A livello planetario, una nuova crisi economica globale si profila all’orizzonte: i mercati finanziari sono zeppi di derivati, le Borse gonfie come bolle, le regolamentazioni messe in campo dopo il 2008 ininfluenti (e la situazione somiglia pericolosamente a quei giorni).

I cambiamenti climatici sono diventati la tragedia che è stata annunciata da anni, e oggi siamo con le spalle al muro, come scrive il nostro Stefano Caserini in questo numero. Aumentano le disuguaglianze tra chi ha sempre di più e chi perde diritti che sembravano acquisiti. Il vecchio crolla, e il nuovo non si vede, o non siamo capaci di vederlo.

Al nostro livello, cresce la paura di tutto, il rancore, costruiamo nuovi muri sempre più alti, sempre più inutili. Cerchiamo un nemico, qualcuno con cui prendercela. Ci tappiamo le orecchie quando qualcuno racconta come stanno le cose, e le cose non stanno come vogliamo, come ci consola saperle.

Di fronte all’impossibilità di investire nel futuro, guardiamo dunque al passato con nostalgia. A quando si stava meglio, a quando eravamo ancora in tempo.

Quando ad esempio il lavoro delle organizzazioni non governative, delle cooperative, delle associazioni di volontariato era visto con favore dall’opinione pubblica, e nessuno era accusato di buonismo. Quando il razzismo era qualcosa di cui vergognarsi, e non un programma di governo. Quando c’erano ancora risorse pubbliche, motivazioni private, relazioni comunitarie. Quando la debolezza era considerata un luogo di forza, e non impotenza. Quando era concreta la possibilità di incidere nei processi sociali.

Proviamo allora a ribaltare lo sguardo e, anziché struggerci per qualcosa che non c’è più, giocare con le parole e immaginare una nostalgia di futuro, un’accettazione della quotidianità, del tempo che ci è dato di vivere, e dei limiti che abbiamo nel nostro agire.

Questo mese Altreconomia entra nel suo ventesimo anno di vita e tutto è cambiato da allora. Dell’Itaca che diede vita a questa avventura non ricordiamo forse più le mappe, o quasi, eppure rimangono intatte la rotta, le motivazioni, le sfide, le fatiche. Anche quelle inutili, che non bisogna tacere, semmai nominare (fatiche economiche, perlopiù), come nominiamo ogni mese le responsabilità (e i responsabili) di quel che non funziona nell’economia, nella società, nella politica. Perché accanto alle fatiche inutili c’è la fatica utile, necessaria, che produce ricompensa e spesso gratitudine.

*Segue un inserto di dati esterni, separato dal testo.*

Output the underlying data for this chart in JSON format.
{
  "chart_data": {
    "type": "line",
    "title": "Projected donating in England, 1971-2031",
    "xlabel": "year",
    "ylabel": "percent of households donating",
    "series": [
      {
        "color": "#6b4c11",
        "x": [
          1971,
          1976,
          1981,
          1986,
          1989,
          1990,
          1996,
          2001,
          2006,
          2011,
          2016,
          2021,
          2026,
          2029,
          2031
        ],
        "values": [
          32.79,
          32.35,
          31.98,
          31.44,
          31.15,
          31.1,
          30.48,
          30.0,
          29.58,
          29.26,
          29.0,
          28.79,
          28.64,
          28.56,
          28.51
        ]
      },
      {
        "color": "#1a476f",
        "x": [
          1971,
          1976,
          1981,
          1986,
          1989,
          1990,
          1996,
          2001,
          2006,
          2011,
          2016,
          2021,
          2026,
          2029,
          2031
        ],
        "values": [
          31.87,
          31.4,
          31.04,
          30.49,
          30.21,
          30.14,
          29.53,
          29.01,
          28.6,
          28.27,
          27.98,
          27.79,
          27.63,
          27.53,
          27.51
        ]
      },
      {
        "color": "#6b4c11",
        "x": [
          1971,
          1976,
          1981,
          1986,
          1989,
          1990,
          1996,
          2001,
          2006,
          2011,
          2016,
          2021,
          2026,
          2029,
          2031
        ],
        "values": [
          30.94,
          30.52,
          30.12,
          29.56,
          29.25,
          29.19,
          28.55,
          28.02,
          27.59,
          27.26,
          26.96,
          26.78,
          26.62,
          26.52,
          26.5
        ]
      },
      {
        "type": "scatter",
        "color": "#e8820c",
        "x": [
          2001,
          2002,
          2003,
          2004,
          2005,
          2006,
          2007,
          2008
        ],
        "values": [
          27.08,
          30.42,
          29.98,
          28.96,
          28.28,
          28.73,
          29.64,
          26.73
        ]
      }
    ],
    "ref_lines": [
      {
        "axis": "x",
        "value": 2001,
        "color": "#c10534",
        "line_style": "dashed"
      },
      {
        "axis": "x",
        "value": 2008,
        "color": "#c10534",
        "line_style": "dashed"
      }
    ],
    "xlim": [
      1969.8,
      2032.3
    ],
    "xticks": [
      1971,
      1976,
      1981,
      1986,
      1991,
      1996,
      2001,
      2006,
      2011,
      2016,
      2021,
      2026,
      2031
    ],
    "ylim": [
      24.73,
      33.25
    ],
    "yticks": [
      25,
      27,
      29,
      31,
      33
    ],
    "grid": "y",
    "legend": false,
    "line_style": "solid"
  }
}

“Sempre devi avere in mente Itaca / raggiungerla sia il pensiero costante. / Soprattutto, non affrettare il viaggio; / fa’ che duri a lungo, per anni, e che da vecchio / metta piede sull’isola, tu, ricco / dei tesori accumulati per strada / senza aspettarti ricchezze da Itaca. / Itaca ti ha dato il bel viaggio, / senza di lei mai ti saresti messo / in viaggio: che cos’altro ti aspetti? / E se la trovi povera, non per questo Itaca ti avrà deluso. / Fatto ormai savio, con tutta la tua esperienza addosso / già tu avrai capito ciò che Itaca vuole significare”.